SettleMint
Runbooks

Rotate provider issuer EOA

Operational runbook for rotating the DALP-custodied issuer key used by a tenant compliance provider integration.

When to rotate

Rotate a provider issuer EOA when:

  • The provider's signing key is suspected to be compromised.
  • A scheduled key-rotation policy requires replacement.
  • A provider integration is being decommissioned and the old EOA must stop attesting.
  • The tenant is moving provider operations to a new integration record.

The provider issuer EOA is single-tenant and single-purpose: never share an EOA across tenants or providers. Remove the EOA from the trusted issuer registry before decommissioning the underlying key, and keep enough non-bootstrapper management-key holders to recover the registry if anything fails mid-rotation.

Procedure

Identify the integration

In the dapp, go to Platform Settings → Compliance providers and open the integration's detail page. Note:

  • The provider name and topic.
  • The current provider issuer address displayed at the top of the detail page.
  • The webhook URL (you'll keep using the same URL after rotation).

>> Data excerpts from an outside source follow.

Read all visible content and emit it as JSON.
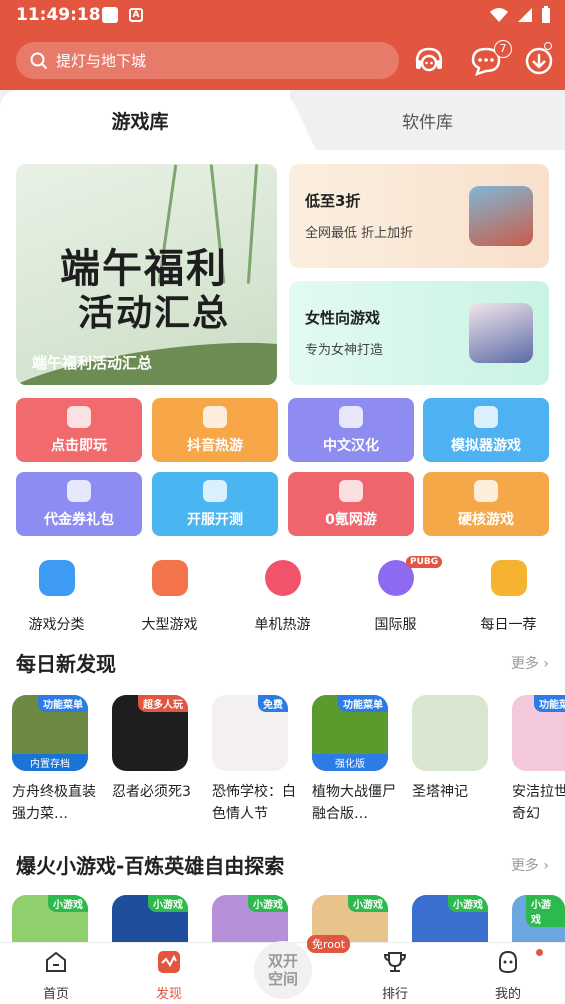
{
  "status": {
    "time": "11:49:18"
  },
  "header": {
    "search_placeholder": "提灯与地下城",
    "message_count": "7"
  },
  "tabs": [
    "游戏库",
    "软件库"
  ],
  "banner": {
    "art_line1": "端午福利",
    "art_line2": "活动汇总",
    "caption": "端午福利活动汇总"
  },
  "promo_cards": [
    {
      "title": "低至3折",
      "subtitle": "全网最低 折上加折",
      "color": "#FBE9D6"
    },
    {
      "title": "女性向游戏",
      "subtitle": "专为女神打造",
      "color": "#D7F6EA"
    }
  ],
  "grid_buttons": [
    {
      "label": "点击即玩",
      "color": "#F06A6E"
    },
    {
      "label": "抖音热游",
      "color": "#F7A748"
    },
    {
      "label": "中文汉化",
      "color": "#8E8CF0"
    },
    {
      "label": "模拟器游戏",
      "color": "#4EB2F2"
    },
    {
      "label": "代金券礼包",
      "color": "#8C8CF2"
    },
    {
      "label": "开服开测",
      "color": "#49B6F1"
    },
    {
      "label": "0氪网游",
      "color": "#F0656C"
    },
    {
      "label": "硬核游戏",
      "color": "#F5A847"
    }
  ],
  "quick_links": [
    {
      "label": "游戏分类",
      "icon": "category-icon",
      "color": "#3D9BF3"
    },
    {
      "label": "大型游戏",
      "icon": "gamepad-icon",
      "color": "#F3744A"
    },
    {
      "label": "单机热游",
      "icon": "pacman-icon",
      "color": "#F0536A"
    },
    {
      "label": "国际服",
      "icon": "globe-icon",
      "color": "#8E6AF0",
      "badge": "PUBG"
    },
    {
      "label": "每日一荐",
      "icon": "star-badge-icon",
      "color": "#F6B332"
    }
  ],
  "section1": {
    "title": "每日新发现",
    "more": "更多",
    "apps": [
      {
        "name": "方舟终极直装强力菜…",
        "tag": "功能菜单",
        "subtag": "内置存档",
        "tag_color": "#2d7be5",
        "color": "#6c8a43"
      },
      {
        "name": "忍者必须死3",
        "tag": "超多人玩",
        "tag_color": "#E2553F",
        "color": "#1e1e1e"
      },
      {
        "name": "恐怖学校：白色情人节",
        "tag": "免费",
        "tag_color": "#2d7be5",
        "color": "#f4f0f0"
      },
      {
        "name": "植物大战僵尸融合版…",
        "tag": "功能菜单",
        "subtag": "强化版",
        "tag_color": "#2d7be5",
        "color": "#5b9a2c"
      },
      {
        "name": "圣塔神记",
        "tag": "",
        "tag_color": "#2d7be5",
        "color": "#d9e6d0"
      },
      {
        "name": "安洁拉世界：奇幻",
        "tag": "功能菜单",
        "tag_color": "#2d7be5",
        "color": "#f3c8dd"
      }
    ]
  },
  "section2": {
    "title": "爆火小游戏-百炼英雄自由探索",
    "more": "更多",
    "apps": [
      {
        "tag": "小游戏",
        "color": "#8fcf6e"
      },
      {
        "tag": "小游戏",
        "color": "#1f4f9c"
      },
      {
        "tag": "小游戏",
        "color": "#b58fd8"
      },
      {
        "tag": "小游戏",
        "color": "#e8c48a"
      },
      {
        "tag": "小游戏",
        "color": "#3a6fd0"
      },
      {
        "tag": "小游戏",
        "color": "#6ca6e0"
      }
    ]
  },
  "bottom_nav": {
    "items": [
      {
        "label": "首页"
      },
      {
        "label": "发现"
      },
      {
        "label": "排行"
      },
      {
        "label": "我的"
      }
    ],
    "center_line1": "双开",
    "center_line2": "空间",
    "center_badge": "免root"
  }
}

Remove the old issuer from the trusted issuer registry

Submit a trusted-issuer removal in the dapp's Identity surface (or via your platform's trusted-issuer admin tooling) for the current provider issuer address and the integration's claim topic. This stops the old EOA from being trusted before the new one takes over.

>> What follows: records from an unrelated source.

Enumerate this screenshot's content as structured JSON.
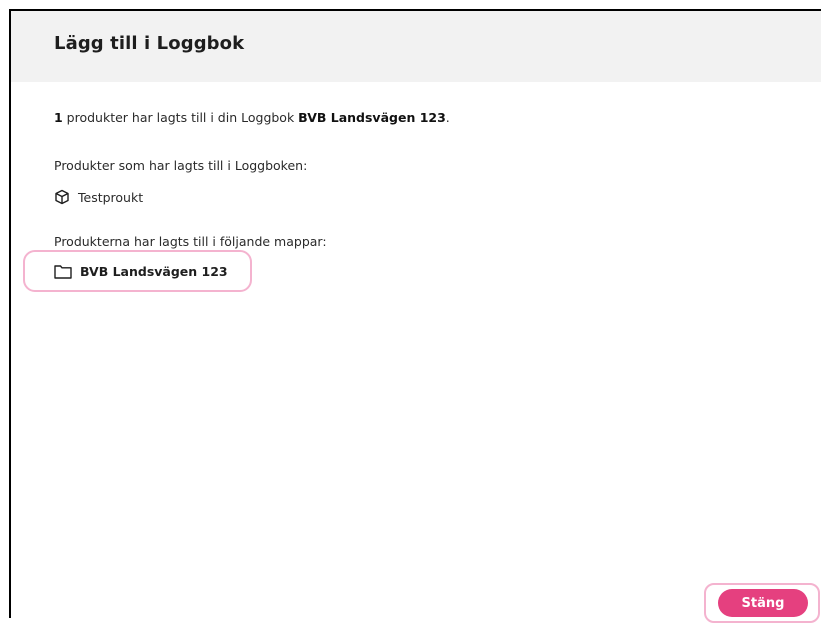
{
  "dialog": {
    "title": "Lägg till i Loggbok",
    "summary": {
      "count": "1",
      "text": " produkter har lagts till i din Loggbok ",
      "logbook_name": "BVB Landsvägen 123",
      "end": "."
    },
    "products_label": "Produkter som har lagts till i Loggboken:",
    "products": [
      {
        "icon": "package-icon",
        "name": "Testproukt"
      }
    ],
    "folders_label": "Produkterna har lagts till i följande mappar:",
    "folders": [
      {
        "icon": "folder-icon",
        "name": "BVB Landsvägen 123"
      }
    ],
    "close_label": "Stäng"
  },
  "colors": {
    "header_bg": "#f2f2f2",
    "primary_button": "#e5407f",
    "highlight_outline": "#f4b3cf"
  }
}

Do not delete or disable the underlying key until this removal transaction is final.

Provision the replacement issuer

On the integration detail page, click Retry provisioning (the same action used to recover from a failed initial provisioning). DALP will:

  1. Reuse the stored provider credentials and webhook signing secret.
  2. Provision a new tenant-scoped, custodied EOA dedicated to this integration.
  3. Register the replacement EOA in the trusted issuer registry for the integration's topic.

The action is idempotent: it picks up where the previous attempt stopped and only runs the steps that didn't yet land.

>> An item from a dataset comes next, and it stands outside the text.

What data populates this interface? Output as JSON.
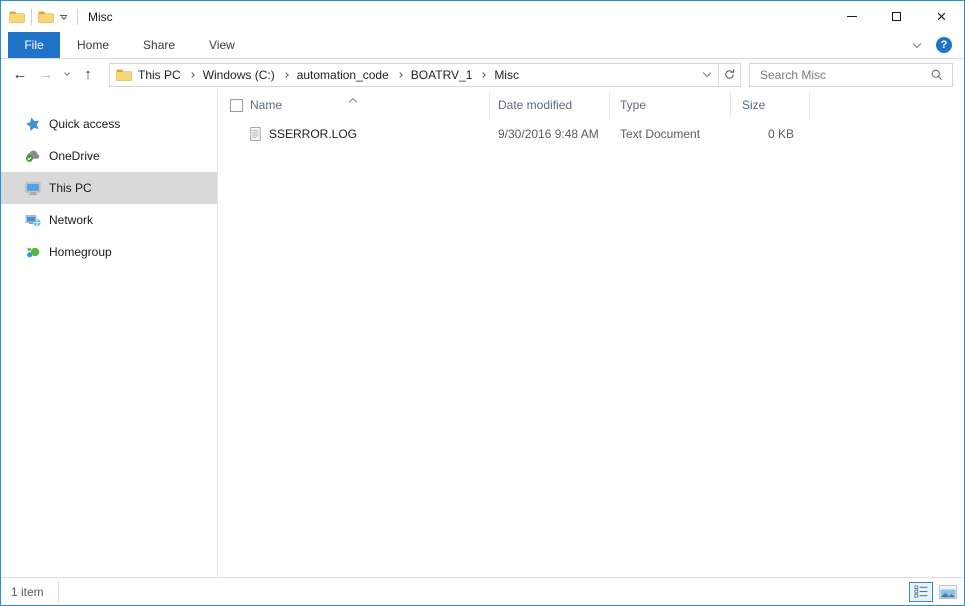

Confirm the new issuer is active

Reload the integration detail page and confirm:

  • The status is Active.
  • The provider issuer address has changed to the replacement EOA.
  • The "Last rotated" timestamp reflects this rotation window.

Verification

After the integration shows Active with the new issuer address, deliver a small synthetic test event from the provider dashboard (a no-op state-change webhook is fine). Confirm in the integration's monitoring or activity surface that the event was processed under the new issuer and produced the expected on-chain effect (or no effect, for monitoring providers that did not cross the configured severity threshold).

If the test event surfaces under the old issuer address, the trusted-issuer registry still trusts the old key — restart provisioning and verify the registry transactions completed.

Rollback

If replacement provisioning fails before the old key is decommissioned:

  • Re-add the old EOA to the trusted issuer registry for the integration's topic.
  • Pause the integration until a maintenance window allows a clean retry.

If the old key is suspected to be compromised, do not re-add it. Keep the integration paused; downstream transfers gated on the integration's topic will block until a replacement EOA is trusted, which is the correct fail-closed behavior under suspected compromise.